Foi exatamente assim que a ideia foi vendida à sociedade nos últimos anos. O Brasil tem impulsionado com força a conversão do transporte público para eletricidade — hoje, uma parcela crescente da frota urbana já é elétrica, especialmente nas grandes metrópoles, com metas ambiciosas de eliminar completamente o diesel nos próximos anos. Mas, na prática, as coisas se mostraram bem mais complicadas.
O problema que ninguém quis mencionar
Vamos começar por um fato simples que foi ignorado por muito tempo: os ônibus elétricos são consideravelmente mais pesados que os convencionais. Um ônibus urbano a diesel típico pesa em média cerca de 12-14 toneladas, enquanto um elétrico pode chegar facilmente a 18-20 toneladas. A diferença é enorme e representa uma carga real sobre as vias e a infraestrutura ao redor.
Muitas cidades não estavam preparadas. O asfalto, a base das ruas e as construções antigas ao longo das linhas foram projetados para cargas bem menores.

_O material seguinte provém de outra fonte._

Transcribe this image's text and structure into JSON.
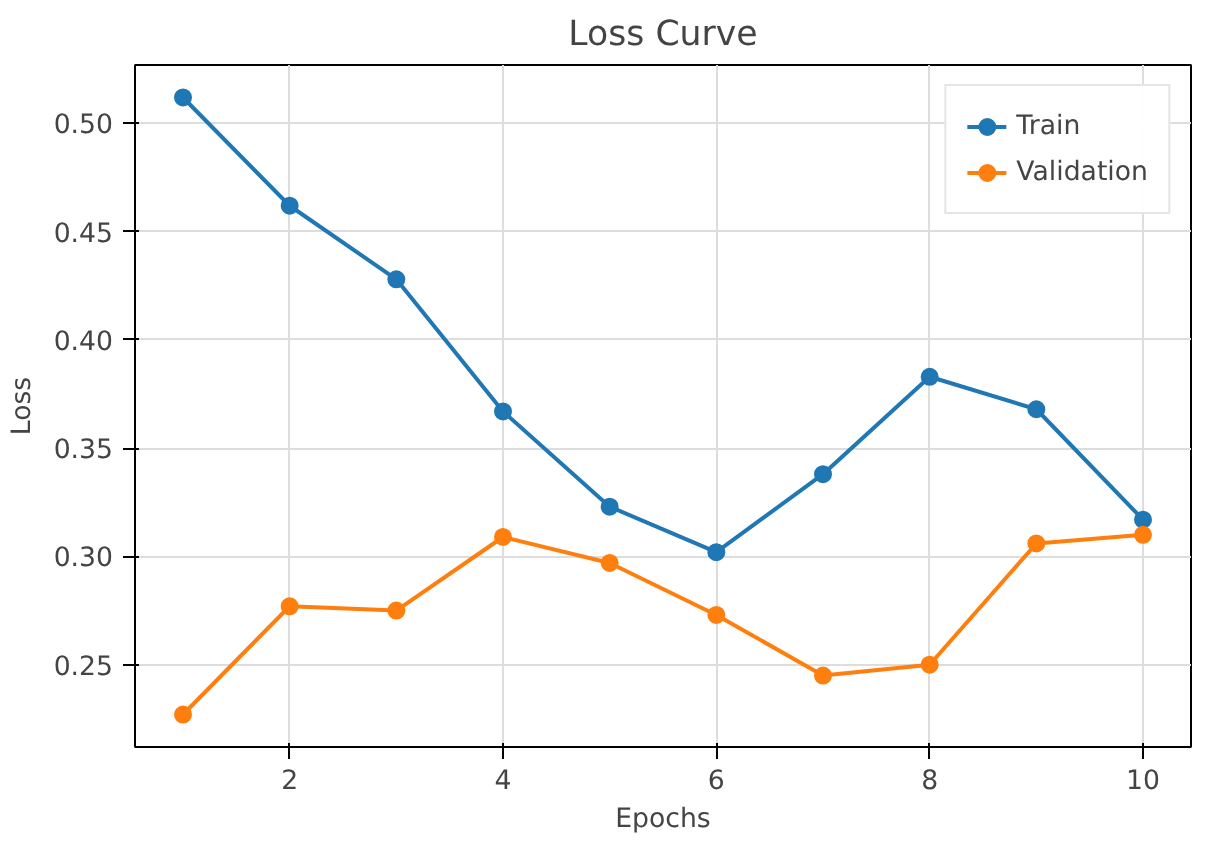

Vibrações no lugar do silêncio
Paradoxalmente, em vez do esperado "silêncio e tranquilidade", moradores de vários bairros começaram a reclamar de vibrações constantes. O efeito é especialmente forte em trechos com lombadas ou buracos.

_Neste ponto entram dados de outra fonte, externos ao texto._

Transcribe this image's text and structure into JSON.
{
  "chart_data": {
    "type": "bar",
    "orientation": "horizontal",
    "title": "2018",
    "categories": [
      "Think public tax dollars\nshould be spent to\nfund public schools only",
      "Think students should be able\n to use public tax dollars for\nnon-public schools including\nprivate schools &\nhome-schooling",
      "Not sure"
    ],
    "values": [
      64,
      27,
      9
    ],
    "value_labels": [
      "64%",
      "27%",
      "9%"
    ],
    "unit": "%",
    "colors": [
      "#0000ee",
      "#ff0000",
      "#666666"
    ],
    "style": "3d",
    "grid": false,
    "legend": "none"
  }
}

O pesado pacote de baterias gera impactos que se transmitem ao solo e aos edifícios próximos. A sensação é parecida com morar ao lado de uma linha de VLT, mas sem trilhos. E, diferente de veículos mais leves, esses ônibus aceleram o desgaste do pavimento.
Cidades onde o problema ficou evidente
Um exemplo claro aparece em regiões de São Paulo e Rio de Janeiro, onde moradores relataram maior vibração e deterioração mais rápida das ruas. Em alguns corredores, ao substituir temporariamente os elétricos por modelos a diesel mais leves por motivos de manutenção, as vibrações diminuíram sensivelmente; quando os elétricos voltaram, o problema retornou junto.
Estudos em rotas de Belo Horizonte e Curitiba apontaram que esses ônibus afetam o descanso noturno dos moradores — um tema sensível em áreas urbanas densas.
A resposta das autoridades — e as dúvidas que ela gera
Em algumas cidades, as autoridades minimizaram a questão, alegando que os veículos em geral estão ficando mais pesados e que não há nada de extraordinário. Parece lógico na teoria, mas na prática soa como uma tentativa de desviar do problema.
Sim, os carros particulares vêm ganhando peso gradualmente. Mas não adicionam toneladas de um dia para o outro. Com os ônibus, foi exatamente isso que aconteceu: por decisão administrativa, e não por evolução natural da tecnologia.
A conclusão que se impõe
O problema não está na tração elétrica em si. Ela pode ser uma ótima solução onde realmente se encaixa. O problema está na abordagem dogmática: "elétrico é sempre melhor, não importa o contexto".
As experiências em cidades brasileiras mostram claramente que, ao ignorar efeitos colaterais e condições reais de operação, podemos criar novos problemas no lugar dos antigos. Às vezes, o mais sensato é parar, reconhecer o erro e ajustar o rumo. A questão é se as autoridades estão dispostas a fazer isso — ou se vão continuar fingindo que tudo está bem.